* * *
В том же году, в одно из воскресений, отец терпеливо разъяснил мне, какую роль играет нуль-местоблюститель в арифметике, обучил меня трудно произносимым названиям больших чисел и доказал, что наибольшего числа не существует («Всегда можно добавить еще единичку»). Вдруг мне по-детски приспичило выписать все числа подряд от одного до тысячи. Бумаги в доме не было, но у отца нашлись картонки, которые прачечная вкладывала в рубашки. Я с энтузиазмом приступил к осуществлению своего замысла, однако, к моему удивлению, дело пошло не так-то быстро. Я еще только первые сотни выписывал, когда мама возвестила: пора умываться ко сну. Я пришел в отчаяние. Не лягу спать, пока не дойду до тысячи. Отец, опытный миротворец, вмешался: если я без капризов пойду в ванную, он пока будет писать за меня. Мое горе тут же сменилось бурной радостью. Когда я вылез, умытый, отец уже подбирался к 900, и я успел дойти до 1000 благодаря лишь небольшой отсрочке от обычного времени укладывания. С тех пор огромные числа сохранили для меня свое очарование.
А еще в 1939 г. родители сводили меня на Всемирную ярмарку в Нью-Йорке. Там мне явилось видение идеального будущего, которое должны были обеспечить нам наука и развитые технологии. Торжественно закопали в землю капсулу времени, заполненную предметами современности, для поучения потомков из отдаленного будущего — как ни странно, предполагалось, что они мало что будут знать о людях 1939-го. «Мир будущего» будет чист, отлично обустроен, и от бедняков, насколько я мог понять, там не останется и следа.
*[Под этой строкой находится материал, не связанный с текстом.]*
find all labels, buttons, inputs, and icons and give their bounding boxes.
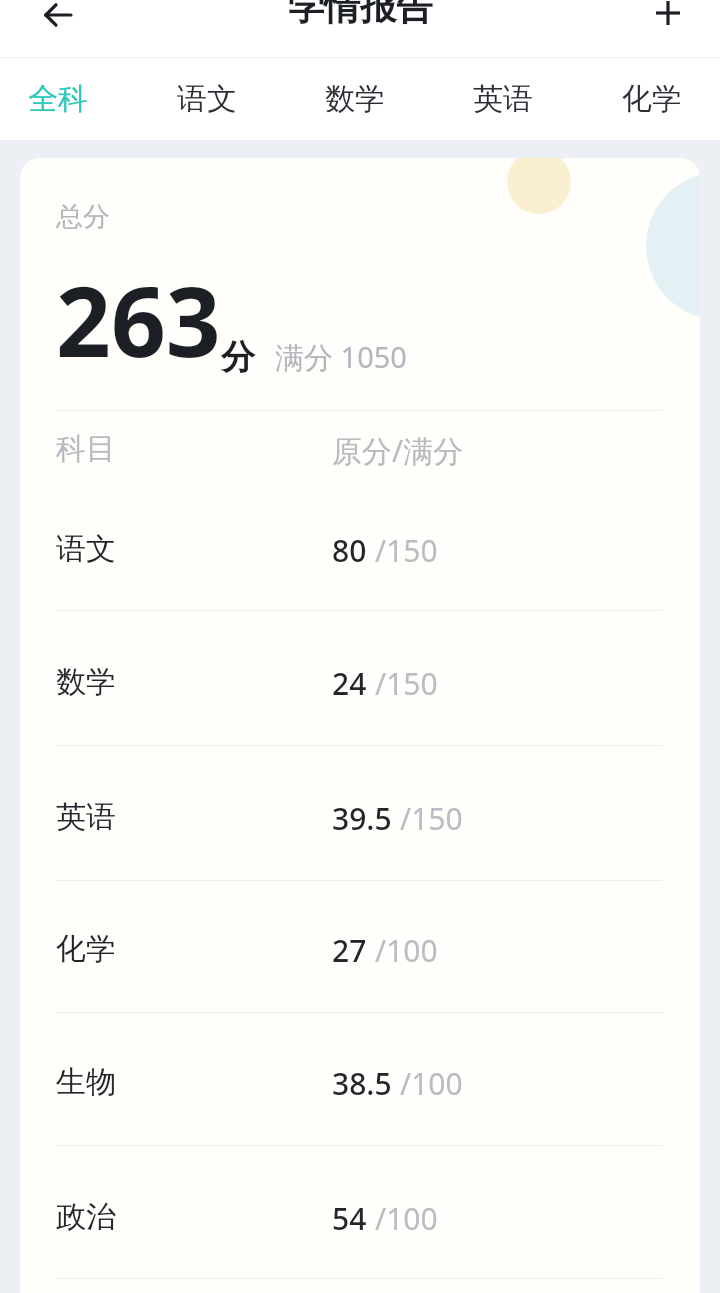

«Увидь звук», — призывала одна из удивительных надписей ярмарки. И в самом деле, когда по камертону ударяли молоточком, на экране осциллографа появлялась изящная волна-синусоида. «Услышь свет», — гласила другая афиша; и точно, когда на фотоэлемент падал луч света, слышался треск, похожий на тот, что раздавался из нашего приемника фирмы Motorola, если, крутя ручку, попадешь между радиостанциями. Мир был полон чудес, о которых я ранее и не подозревал. Как может звук превратиться в картинку, а свет в шум?
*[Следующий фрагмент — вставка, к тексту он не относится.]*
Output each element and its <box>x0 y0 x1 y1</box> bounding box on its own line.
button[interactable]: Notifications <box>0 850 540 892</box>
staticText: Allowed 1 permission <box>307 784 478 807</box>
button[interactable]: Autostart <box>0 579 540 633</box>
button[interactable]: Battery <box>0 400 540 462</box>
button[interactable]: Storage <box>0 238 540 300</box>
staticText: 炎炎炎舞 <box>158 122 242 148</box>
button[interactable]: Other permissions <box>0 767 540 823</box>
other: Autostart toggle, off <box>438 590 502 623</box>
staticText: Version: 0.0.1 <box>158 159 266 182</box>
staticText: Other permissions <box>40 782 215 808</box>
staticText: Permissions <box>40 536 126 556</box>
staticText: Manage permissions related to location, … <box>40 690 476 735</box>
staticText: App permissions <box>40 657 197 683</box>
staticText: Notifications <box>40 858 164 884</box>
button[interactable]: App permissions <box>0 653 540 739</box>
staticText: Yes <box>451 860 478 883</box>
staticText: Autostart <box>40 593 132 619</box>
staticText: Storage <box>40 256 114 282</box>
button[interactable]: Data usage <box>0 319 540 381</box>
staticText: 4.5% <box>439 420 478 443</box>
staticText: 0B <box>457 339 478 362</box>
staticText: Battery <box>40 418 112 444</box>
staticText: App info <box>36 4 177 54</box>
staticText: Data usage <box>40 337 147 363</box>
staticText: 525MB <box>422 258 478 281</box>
Мои родители отнюдь не были учеными, они даже близко не были знакомы с наукой. Но они почти одновременно привили мне сомнение и изумление, то есть те два с трудом совместимых образа мыслей, из которых рождается научный метод. Мои родители только-только выбились из бедности, но, когда я заявил им, что стану астрономом, получил безоговорочную их поддержку, пусть они едва ли догадывались, чем занимается астроном. Мои родители ни разу не посоветовали мне бросить глупости и выучиться на врача или юриста.